Successivamente si cimentò con l’idea di capeggiare un “governo che governi” (come recita l’eterno incompiuto claim dei presidenzialisti) un personaggio che invece aveva la targa Fiat in regola, Luca di Montezemolo, con la sua creaturina “Italia futura” e un progetto in embrione di partito degli industriali mai partorito per manifesti limiti finanziari, nel senso che mentre Berlusconi – la pensi ciascuno come vuole dell’uomo – ha finanziato con decine e decine di milioni di euro la sua Forza Italia, sapendo che non li rivedrà mai più, Montezemolo è uno che, rispettabilmente, i milioni di euro di Berlusconi li farà in trecento vite, ma nell’attuale deve ancora metterne da parte un po’ per sé e per la progenie, e non può certo immolarsi sul serio alla causa comune.
Torniamo dunque al presidenzialista filo-imprenditori che imprenditore non è, Matteo Renzi. La Marcegaglia, interpellata sul tema a Mantova, durante un’intervista pubblica con il direttore di Panorama Giorgio Mulè, l’ha detto chiaramente: “Confindustria, sin dagli Anni Novanta ha appoggiato le riforme istituzionali, fin dal primo referendum per l’abolizione della quota proporzionale. Le abbiamo sempre appoggiate perché siamo convinti che servano leggi nuove per permetterci di avere un Paese meno costoso e più efficiente, che decida più velocemente, perché così deve essere un Paese più competitivo. La posizione di Confindustria è sempre stata non a favore di questo o quel governo, ma della competitività. La parte più interessante della riforma è secondo noi il cambiamento del titolo quinto perché oggi, così come siamo organizzati, molte delle decisioni sulle grandi infrastrutture energetiche sono prese a livello regionale, ognuno fa come gli pare, con legislazione concorrente e confusa. Penso peraltro che nella riforma Boschi ci siano altri aspetti che non vanno bene e mi auguro che vengano migliorati ma penso che nell’insieme sia comunque un passo avanti verso un Paese migliore. E non è vero che così, con questo consenso, la Confindustria si indebolisca. Se vincesse il no, potrebbe scaturirne una situazione politica più complessa.
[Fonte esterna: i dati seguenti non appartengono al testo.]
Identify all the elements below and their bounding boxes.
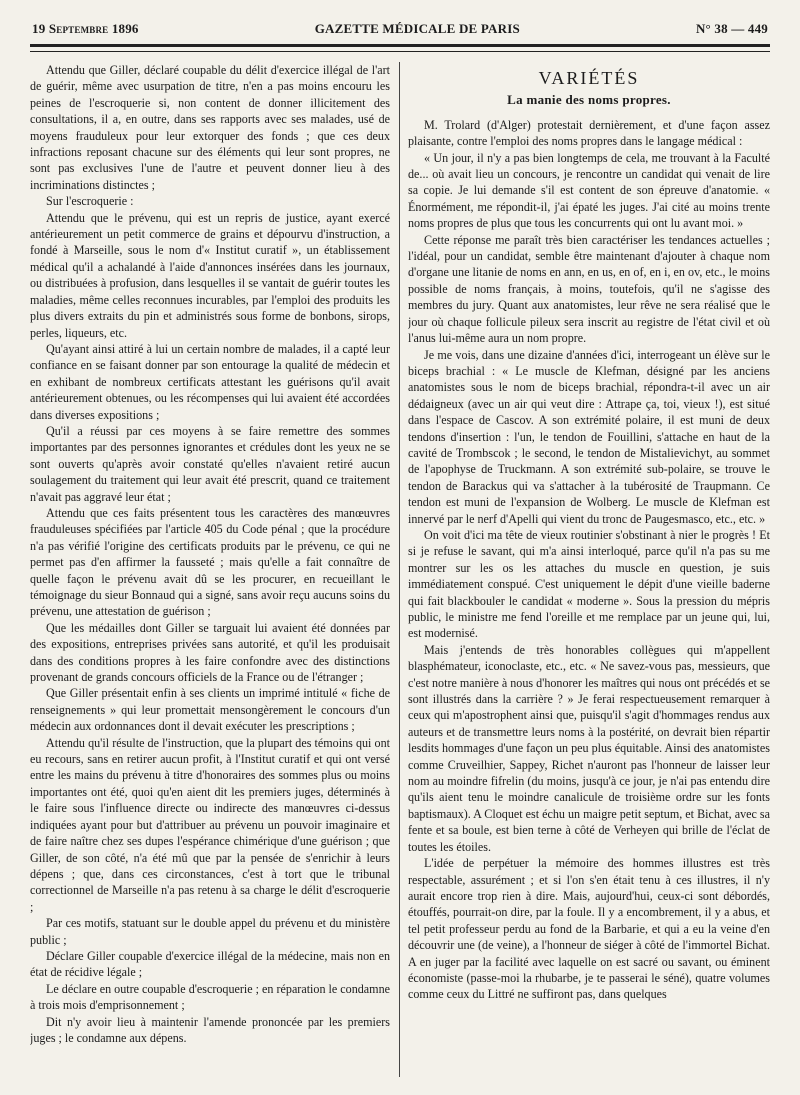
left-paragraph: Le déclare en outre coupable d'escroquerie ; en réparation le condamne à trois mois d'emprisonnement ; — [30, 981, 390, 1013]
right-paragraph: Je me vois, dans une dizaine d'années d'ici, interrogeant un élève sur le biceps brachial : « Le muscle de Klefman, désigné par les anciens anatomistes sous le nom de biceps brachial, répondra-t-il avec un air dédaigneux (avec un air qui veut dire : Attrape ça, toi, vieux !), est situé dans l'espace de Cascov. A son extrémité polaire, il est muni de deux tendons d'insertion : l'un, le tendon de Fouillini, s'attache en haut de la cavité de Trombscok ; le second, le tendon de Mistalievichyt, au sommet de l'apophyse de Truckmann. A son extrémité sub-polaire, se trouve le tendon de Barackus qui va s'attacher à la tubérosité de Traupmann. Ce tendon est muni de l'expansion de Wolberg. Le muscle de Klefman est innervé par le nerf d'Apelli qui vient du tronc de Paugesmasco, etc., etc. » — [408, 347, 770, 526]
article-title: La manie des noms propres. — [507, 92, 671, 108]
page-header — [32, 18, 768, 40]
left-paragraph: Dit n'y avoir lieu à maintenir l'amende prononcée par les premiers juges ; le condamne aux dépens. — [30, 1014, 390, 1045]
column-divider — [399, 62, 400, 1077]
left-paragraph: Attendu que ces faits présentent tous les caractères des manœuvres frauduleuses spécifiées par l'article 405 du Code pénal ; que la procédure n'a pas vérifié l'origine des certificats produits par le prévenu, ce qui ne permet pas d'en affirmer la fausseté ; mais qu'elle a fait connaître de quelle façon le prévenu avait dû se les procurer, en recueillant le témoignage du sieur Bonnaud qui a signé, sans avoir reçu aucuns soins du prévenu, une attestation de guérison ; — [30, 505, 390, 619]
issue-number: N° 38 — 449 — [695, 21, 768, 36]
section-title: VARIÉTÉS — [538, 68, 640, 88]
left-paragraph: Attendu qu'il résulte de l'instruction, que la plupart des témoins qui ont eu recours, sans en retirer aucun profit, à l'Institut curatif et qui ont versé entre les mains du prévenu à titre d'honoraires des sommes plus ou moins importantes ont été, quoi qu'en aient dit les premiers juges, déterminés à le faire sous l'influence directe ou indirecte des manœuvres ci-dessus indiquées ayant pour but d'attribuer au prévenu un pouvoir imaginaire et de faire naître chez ses dupes l'espérance chimérique d'une guérison ; que Giller, de son côté, n'a été mû que par la pensée de s'enrichir à leurs dépens ; que, dans ces circonstances, c'est à tort que le tribunal correctionnel de Marseille n'a pas retenu à sa charge le délit d'escroquerie ; — [30, 735, 390, 914]
left-column — [30, 62, 390, 1082]
header-rule-thin — [30, 51, 770, 52]
left-paragraph: Déclare Giller coupable d'exercice illégal de la médecine, mais non en état de récidive légale ; — [30, 948, 390, 980]
left-paragraph: Qu'il a réussi par ces moyens à se faire remettre des sommes importantes par des personnes ignorantes et crédules dont les yeux ne se sont ouverts qu'après avoir constaté qu'elles n'avaient retiré aucun soulagement du traitement qui leur avait été prescrit, quand ce traitement n'avait pas aggravé leur état ; — [30, 423, 390, 504]
right-paragraph: L'idée de perpétuer la mémoire des hommes illustres est très respectable, assurément ; et si l'on s'en était tenu à ces illustres, il n'y aurait encore trop rien à dire. Mais, aujourd'hui, ceux-ci sont débordés, étouffés, pourrait-on dire, par la foule. Il y a encombrement, il y a abus, et tel petit professeur perdu au fond de la Barbarie, et qui a eu la veine d'en découvrir une (de veine), a l'honneur de siéger à côté de l'immortel Bichat. A en juger par la facilité avec laquelle on est sacré ou savant, ou éminent économiste (passe-moi la rhubarbe, je te passerai le séné), quatre volumes comme ceux du Littré ne suffiront pas, dans quelques — [408, 856, 770, 1002]
left-paragraph: Attendu que Giller, déclaré coupable du délit d'exercice illégal de l'art de guérir, même avec usurpation de titre, n'en a pas moins encouru les peines de l'escroquerie si, non content de donner illicitement des consultations, il a, en outre, dans ses rapports avec ses malades, usé de moyens frauduleux pour leur extorquer des fonds ; que ces deux infractions reposant chacune sur des éléments qui leur sont propres, ne sont pas exclusives l'une de l'autre et peuvent donner lieu à des incriminations distinctes ; — [30, 63, 390, 192]
left-paragraph: Attendu que le prévenu, qui est un repris de justice, ayant exercé antérieurement un petit commerce de grains et dépourvu d'instruction, a fondé à Marseille, sous le nom d'« Institut curatif », un établissement médical qu'il a achalandé à l'aide d'annonces insérées dans les journaux, ou distribuées à profusion, dans lesquelles il se vantait de guérir toutes les maladies, même celles reconnues incurables, par l'emploi des produits les plus divers extraits du pin et administrés sous forme de bonbons, sirops, perles, liqueurs, etc. — [30, 210, 390, 340]
left-paragraph: Par ces motifs, statuant sur le double appel du prévenu et du ministère public ; — [30, 916, 390, 947]
left-paragraph: Que les médailles dont Giller se targuait lui avaient été données par des expositions, entreprises privées sans autorité, et qu'il les produisait dans des conditions propres à les faire confondre avec des distinctions provenant de grands concours officiels de la France ou de l'étranger ; — [30, 620, 390, 685]
left-paragraph: Sur l'escroquerie : — [46, 194, 134, 209]
left-paragraph: Qu'ayant ainsi attiré à lui un certain nombre de malades, il a capté leur confiance en se faisant donner par son entourage la qualité de médecin et en exhibant de nombreux certificats attestant les guérisons qu'il avait antérieurement obtenues, ou les récompenses qui lui avaient été accordées dans diverses expositions ; — [30, 341, 390, 422]
left-paragraph: Que Giller présentait enfin à ses clients un imprimé intitulé « fiche de renseignements » qui leur promettait mensongèrement le concours d'un médecin aux ordonnances dont il devait exécuter les prescriptions ; — [30, 686, 390, 734]
right-paragraph: Cette réponse me paraît très bien caractériser les tendances actuelles ; l'idéal, pour un candidat, semble être maintenant d'ajouter à chaque nom d'organe une litanie de noms en ann, en us, en of, en i, en ov, etc., le moins possible de noms français, à moins, toutefois, qu'il ne s'agisse des membres du jury. Quant aux anatomistes, leur rêve ne sera réalisé que le jour où chaque follicule pileux sera inscrit au registre de l'état civil et où l'anus lui-même aura un nom propre. — [408, 232, 770, 346]
right-paragraph: Mais j'entends de très honorables collègues qui m'appellent blasphémateur, iconoclaste, etc., etc. « Ne savez-vous pas, messieurs, que c'est notre manière à nous d'honorer les maîtres qui nous ont précédés et se sont illustrés dans la carrière ? » Je ferai respectueusement remarquer à ceux qui m'apostrophent ainsi que, puisqu'il s'agit d'hommages rendus aux auteurs et de transmettre leurs noms à la postérité, on devrait bien répartir lesdits hommages d'une façon un peu plus équitable. Ainsi des anatomistes comme Cruveilhier, Sappey, Richet n'auront pas l'honneur de laisser leur nom au moindre fifrelin (du moins, jusqu'à ce jour, je n'ai pas entendu dire qu'ils aient tenu le moindre canalicule de troisième ordre sur les fonts baptismaux). A Cloquet est échu un maigre petit septum, et Bichat, avec sa fente et sa boule, est bien terne à côté de Verheyen qui brille de l'éclat de toutes les étoiles. — [408, 642, 770, 854]
right-paragraph: M. Trolard (d'Alger) protestait dernièrement, et d'une façon assez plaisante, contre l'emploi des noms propres dans le langage médical : — [408, 117, 770, 149]
right-column — [408, 62, 770, 1082]
right-paragraph: On voit d'ici ma tête de vieux routinier s'obstinant à nier le progrès ! Et si je refuse le savant, qui m'a ainsi interloqué, parce qu'il n'a pas su me montrer sur les os les attaches du muscle en question, je suis immédiatement conspué. C'est uniquement le dépit d'une vieille baderne qui fait blackbouler le candidat « moderne ». Sous la pression du mépris public, le ministre me fend l'oreille et me remplace par un jeune qui, lui, est modernisé. — [408, 527, 770, 641]
issue-date: 19 Septembre 1896 — [32, 21, 139, 36]
journal-title: GAZETTE MÉDICALE DE PARIS — [314, 21, 520, 36]
header-rule-thick — [30, 44, 770, 47]
right-paragraph: « Un jour, il n'y a pas bien longtemps de cela, me trouvant à la Faculté de... où avait lieu un concours, je rencontre un candidat qui venait de lire sa copie. Je lui demande s'il est content de son épreuve d'anatomie. « Énormément, me répondit-il, j'ai épaté les juges. J'ai cité au moins trente noms propres de plus que tous les concurrents qui ont lu avant moi. » — [408, 150, 770, 231]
Personalmente penso che sia meglio vinca il sì, il processo di riforma andrebbe avanti; altrimenti non sarà l’apocalisse, ma probabilmente il segnale che verrebbe dato sarebbe negativo sul processo delle riforme in Italia e impensierirebbe gli investitori internazionali che non gradiscono la instabilità politica che ne deriverebbe”.